In November 2021, the company Platform 14, which supplied face shields during the COVID-19 pandemic said it would sue GLP for defamation after GLP alleged the firm had obtained its £120m contract through political connections and had supplied substandard equipment. In a separate case, regarding the award of PPE contracts to healthcare company Abingdon Health, Maugham apologised on behalf of GLP to the Health Secretary and the High Court for publishing a witness statement which had not been entered into evidence in the case, a breach of civil procedure rules.

A 2022 profile in The Times described him as "the Marmite of the Bar", who "rose from relative obscurity to found the Good Law Project".

=== Trans rights ===
Maugham has been an outspoken supporter of transgender rights and in November 2020 was representing a transgender boy in a lawsuit against the NHS over treatment delays.

As of June 2021, Maugham was involved in an appeal by Mermaids against a decision to award charitable status to LGB Alliance. The appeal was made on the basis of the notion that LGB Alliance did not meet the threshold tests to be registered as a charity. Maugham has spoken publicly about the charity, which he described as "a transphobic hate group". Mermaids lost the appeal.

===Other matters===

In 2019, Maugham said that two High Court judges, Mr Justice Swift and Mr Justice Supperstone, were biased in favour of the government following Mr Justice Swift's refusal of permission to Good Law Project to bring a legal challenge against Brexit. Maugham was criticised by other lawyers on the social network site Twitter for the statement.

In late 2019 Maugham referred to the Talkradio presenter Julia Hartley-Brewer having revealed his home address at a time when he was receiving death threats. Maugham criticised the television programme Question Time for allowing Hartley-Brewer to appear as a panellist. There was considerable criticism of the decision on social networks and a campaign to boycott Question Time in view of its decision to feature Hartley-Brewer following her actions. Hartley-Brewer said Maugham's address was already easily available online and that he had previously revealed it himself in published interviews.

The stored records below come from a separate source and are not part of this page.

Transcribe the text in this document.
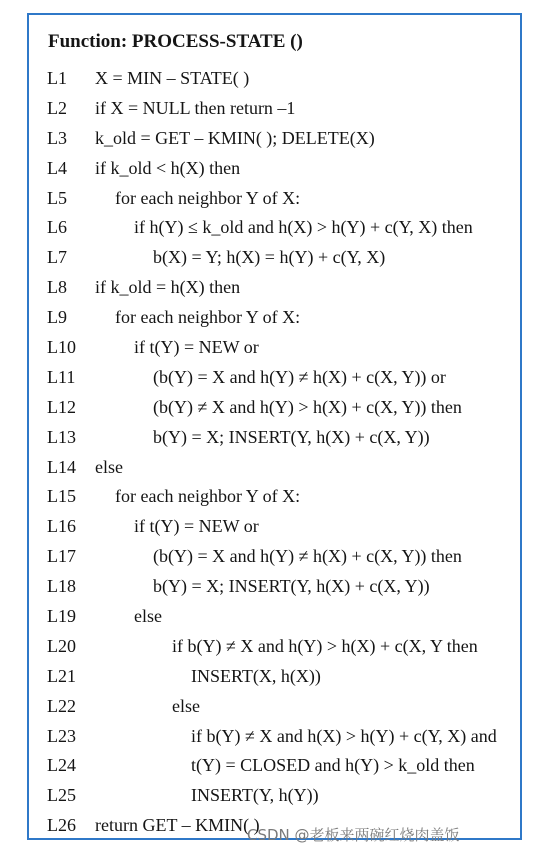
Function: PROCESS-STATE ()
L1 X = MIN – STATE( )
L2 if X = NULL then return –1
L3 k_old = GET – KMIN( ); DELETE(X)
L4 if k_old < h(X) then
L5	for each neighbor Y of X:
L6	if h(Y) ≤ k_old and h(X) > h(Y) + c(Y, X) then
L7	b(X) = Y; h(X) = h(Y) + c(Y, X)
L8 if k_old = h(X) then
L9	for each neighbor Y of X:
L10	if t(Y) = NEW or
L11	(b(Y) = X and h(Y) ≠ h(X) + c(X, Y)) or
L12	(b(Y) ≠ X and h(Y) > h(X) + c(X, Y)) then
L13	b(Y) = X; INSERT(Y, h(X) + c(X, Y))
L14 else
L15 for each neighbor Y of X:
L16	if t(Y) = NEW or
L17	(b(Y) = X and h(Y) ≠ h(X) + c(X, Y)) then
L18	b(Y) = X; INSERT(Y, h(X) + c(X, Y))
L19	else
L20	if b(Y) ≠ X and h(Y) > h(X) + c(X, Y then
L21	INSERT(X, h(X))
L22	else
L23	if b(Y) ≠ X and h(X) > h(Y) + c(Y, X) and
L24	t(Y) = CLOSED and h(Y) > k_old then
L25	INSERT(Y, h(Y))
L26 return GET – KMIN( )
CSDN @老板来两碗红烧肉盖饭
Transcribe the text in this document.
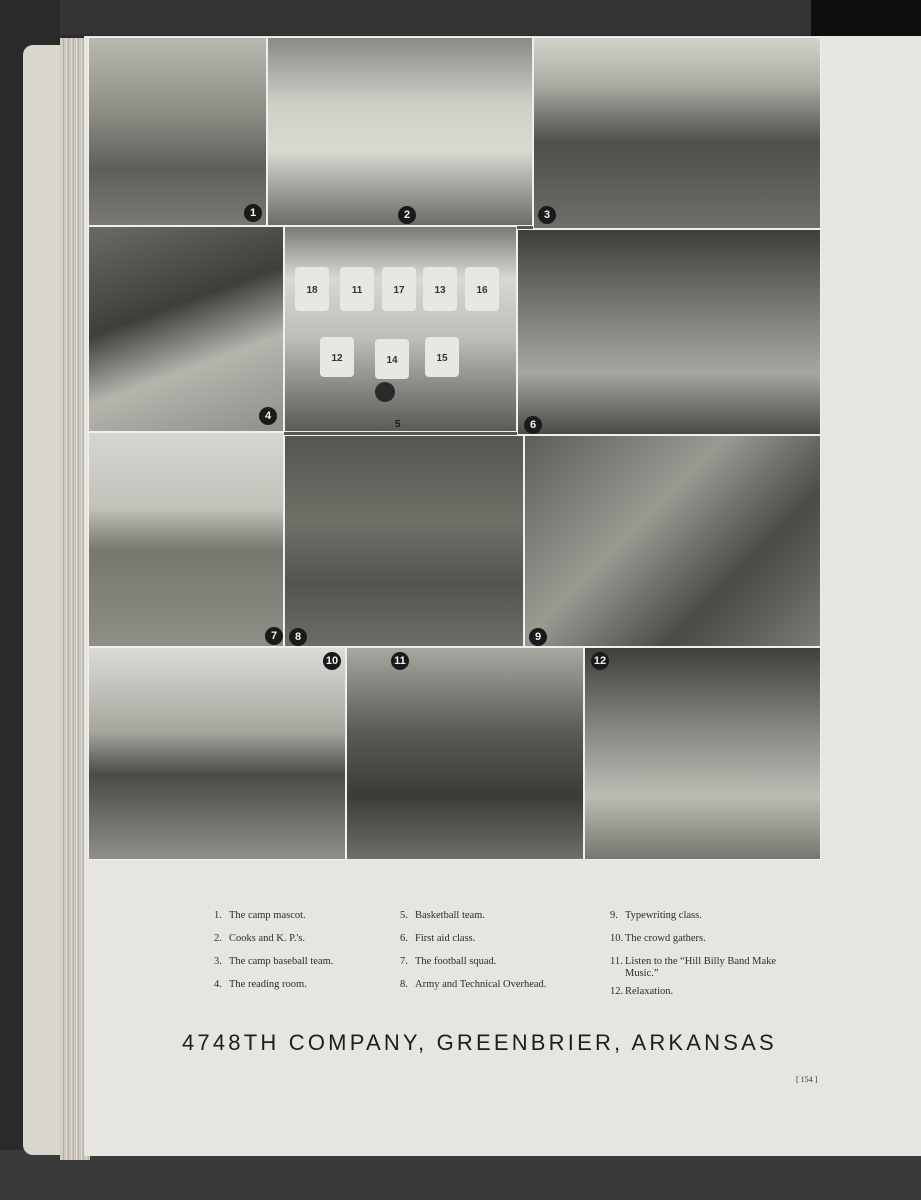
1	2	3
4
18	11	17	13	16
12	14	15
5	6
7	8	9
10	11	12
1. The camp mascot.
2. Cooks and K. P.'s.
3. The camp baseball team.
4. The reading room.
5. Basketball team.
6. First aid class.
7. The football squad.
8. Army and Technical Overhead.
9. Typewriting class.
10. The crowd gathers.
11. Listen to the “Hill Billy Band Make Music.”
12. Relaxation.
4748TH COMPANY, GREENBRIER, ARKANSAS
[ 154 ]
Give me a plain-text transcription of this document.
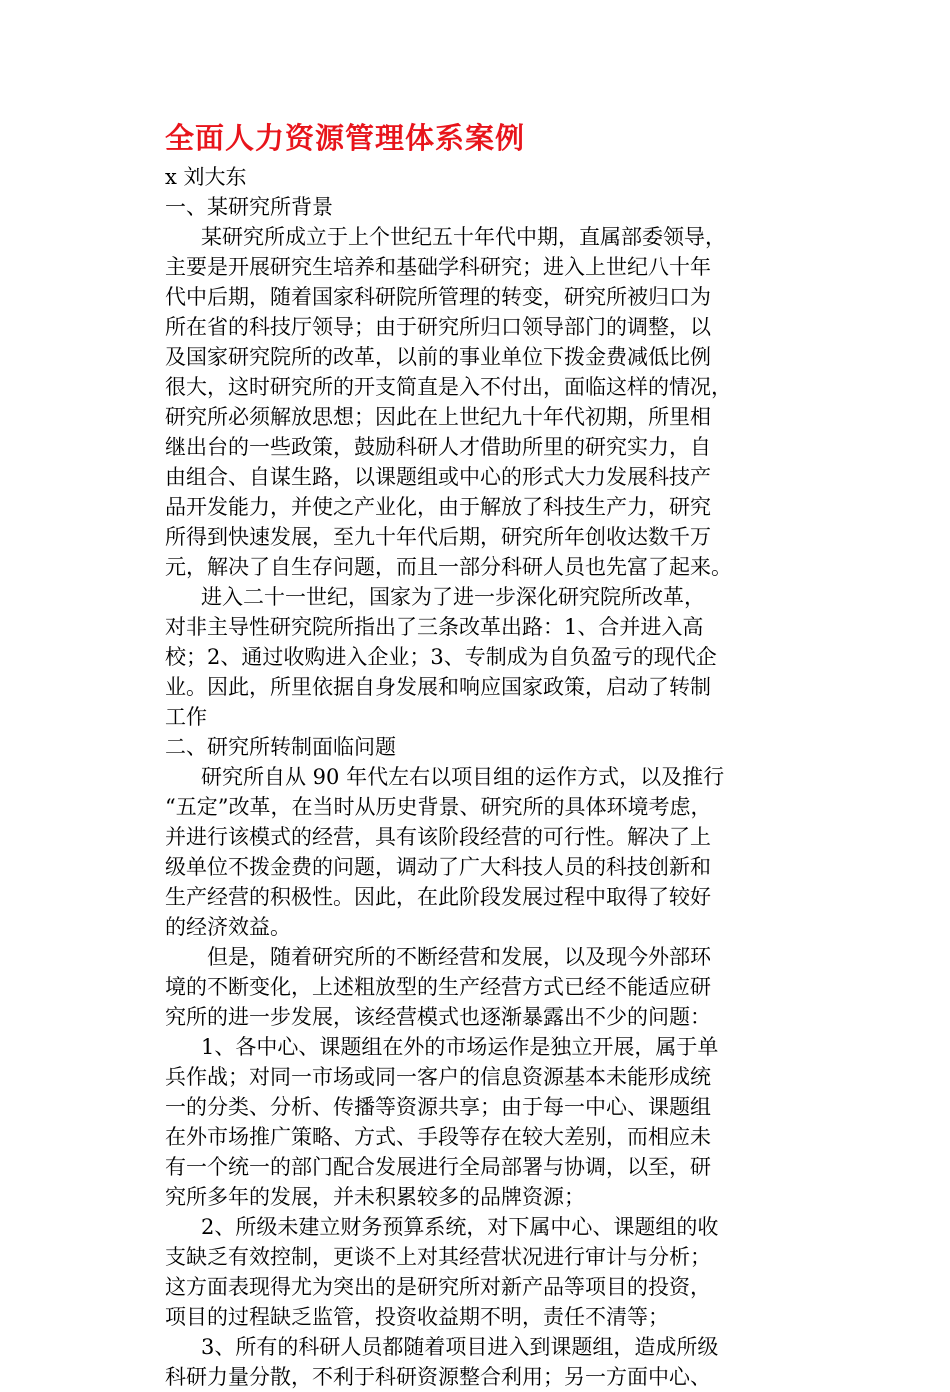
全面人力资源管理体系案例
x 刘大东
一、某研究所背景
某研究所成立于上个世纪五十年代中期，直属部委领导，
主要是开展研究生培养和基础学科研究；进入上世纪八十年
代中后期，随着国家科研院所管理的转变，研究所被归口为
所在省的科技厅领导；由于研究所归口领导部门的调整，以
及国家研究院所的改革，以前的事业单位下拨金费减低比例
很大，这时研究所的开支简直是入不付出，面临这样的情况，
研究所必须解放思想；因此在上世纪九十年代初期，所里相
继出台的一些政策，鼓励科研人才借助所里的研究实力，自
由组合、自谋生路，以课题组或中心的形式大力发展科技产
品开发能力，并使之产业化，由于解放了科技生产力，研究
所得到快速发展，至九十年代后期，研究所年创收达数千万
元，解决了自生存问题，而且一部分科研人员也先富了起来。
进入二十一世纪，国家为了进一步深化研究院所改革，
对非主导性研究院所指出了三条改革出路：1、合并进入高
校；2、通过收购进入企业；3、专制成为自负盈亏的现代企
业。因此，所里依据自身发展和响应国家政策，启动了转制
工作
二、研究所转制面临问题
研究所自从 90 年代左右以项目组的运作方式，以及推行
“五定”改革，在当时从历史背景、研究所的具体环境考虑，
并进行该模式的经营，具有该阶段经营的可行性。解决了上
级单位不拨金费的问题，调动了广大科技人员的科技创新和
生产经营的积极性。因此，在此阶段发展过程中取得了较好
的经济效益。
但是，随着研究所的不断经营和发展，以及现今外部环
境的不断变化，上述粗放型的生产经营方式已经不能适应研
究所的进一步发展，该经营模式也逐渐暴露出不少的问题：
1、各中心、课题组在外的市场运作是独立开展，属于单
兵作战；对同一市场或同一客户的信息资源基本未能形成统
一的分类、分析、传播等资源共享；由于每一中心、课题组
在外市场推广策略、方式、手段等存在较大差别，而相应未
有一个统一的部门配合发展进行全局部署与协调，以至，研
究所多年的发展，并未积累较多的品牌资源；
2、所级未建立财务预算系统，对下属中心、课题组的收
支缺乏有效控制，更谈不上对其经营状况进行审计与分析；
这方面表现得尤为突出的是研究所对新产品等项目的投资，
项目的过程缺乏监管，投资收益期不明，责任不清等；
3、所有的科研人员都随着项目进入到课题组，造成所级
科研力量分散，不利于科研资源整合利用；另一方面中心、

On 26 December 2019 (Boxing Day), Maugham stated in a Twitter post that he had "killed a fox with a baseball bat". Maugham said that the fox was entrapped by the netting surrounding a hen house in his garden. The killing drew widespread condemnation and received extensive coverage, domestically and internationally. The Royal Society for the Prevention of Cruelty to Animals investigated the matter, but decided not to prosecute because a post-mortem showed the fox had been killed swiftly, meaning that "the evidential threshold needed to take a prosecution under the CPS code was not met". In 2021, Maugham said that he and his chambers were blacklisted by law firm Allen & Overy as a result of the incident.